The CJIS, which was established in 1992, is the FBI’s largest division. Several departments fall under its umbrella, including the National Crime Information Center (NCIC), the Integrated Automated Fingerprint Identification System (IAFIS), and the National Instant Criminal Background Check System (NICS). CJIS’s databases are a centralized source of criminal justice information used by law enforcement agencies, other government organizations, corporate networks, and cloud vendors such as Permitium. Because Permitium’s cloud-based software accesses CJIS’s databases to perform background checks, it must comply with the FBI CJIS Security Policy.

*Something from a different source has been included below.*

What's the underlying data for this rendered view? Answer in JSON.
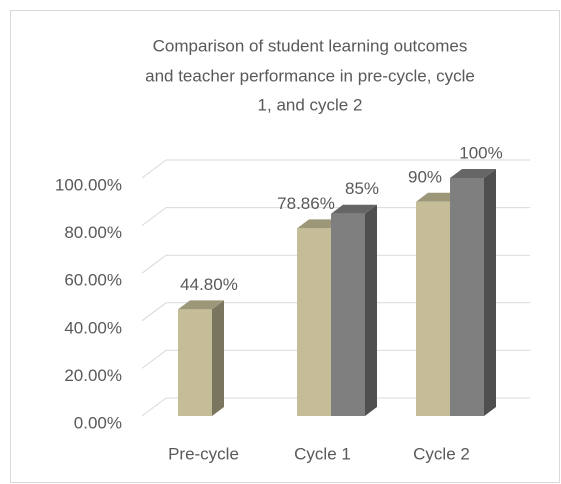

“The FBI CJIS Security Policy isn’t just a matter of data security; it's a matter of public safety,” explained Michael Peters, CEO of Lazarus Alliance. “If a business’ database gets breached, that business and its customers can suffer tremendous losses, which is bad enough. The CJIS databases contain confidential information on ongoing criminal investigations. If they’re breached, it could be a catastrophe for the entire country. The FBI CJIS Security Policy establishes a common set of user security standards to protect the integrity of these highly sensitive databases.”

The FBI CJIS Security Policy is over 190 pages long and covers hundreds of different security policies, procedures, and controls, including access control, identification and authentication, physical protection, incident response, and security awareness training. Commonly, organizations document security control compliance with the FBI CJIS Security Policy by “mapping” the requirements with the NIST Special Publication 800-53 framework, which uses a risk management framework to outline and document security controls for federal information systems and organizations. The CJIS publishes a document that “maps” CJIS Security Policy requirements to the applicable NIST 800-53 controls. Even with this guide, mapping CJIS standards to NIST 800-53 is a complex, exacting process that is best performed by NIST compliance experts.

“We've seen CJIS compliance reports publicly available that are totally wrong provided by other providers. We are highly experienced with NIST 800-53 and we are ISO 17020 accredited, so our work for Permitium is being done on familiar territory,” Peters said. “We utilize Continuum GRC’s IT Audit Machine (ITAM) software, which has pre-loaded NIST compliance modules that automate and greatly speed up the compliance process. By combining the ITAM software with our proven methodology, we have helped many organizations achieve NIST compliance on budget and on schedule.”

Additionally, Lazarus Alliance is helping Permitium with the Service Organization Control 2 (SOC 2) attestation reporting process. SOC 2 reports, which utilize the AT-101 standards, are released by technology service companies to document data security controls and procedures.

“Because Permitium’s software interfaces with some of the most sensitive databases in the nation, it’s especially important that they release a SOC 2 attestation,” Peters said. “It demonstrates to Permitium’s customers that the company is committed to maintaining the highest levels of information security.”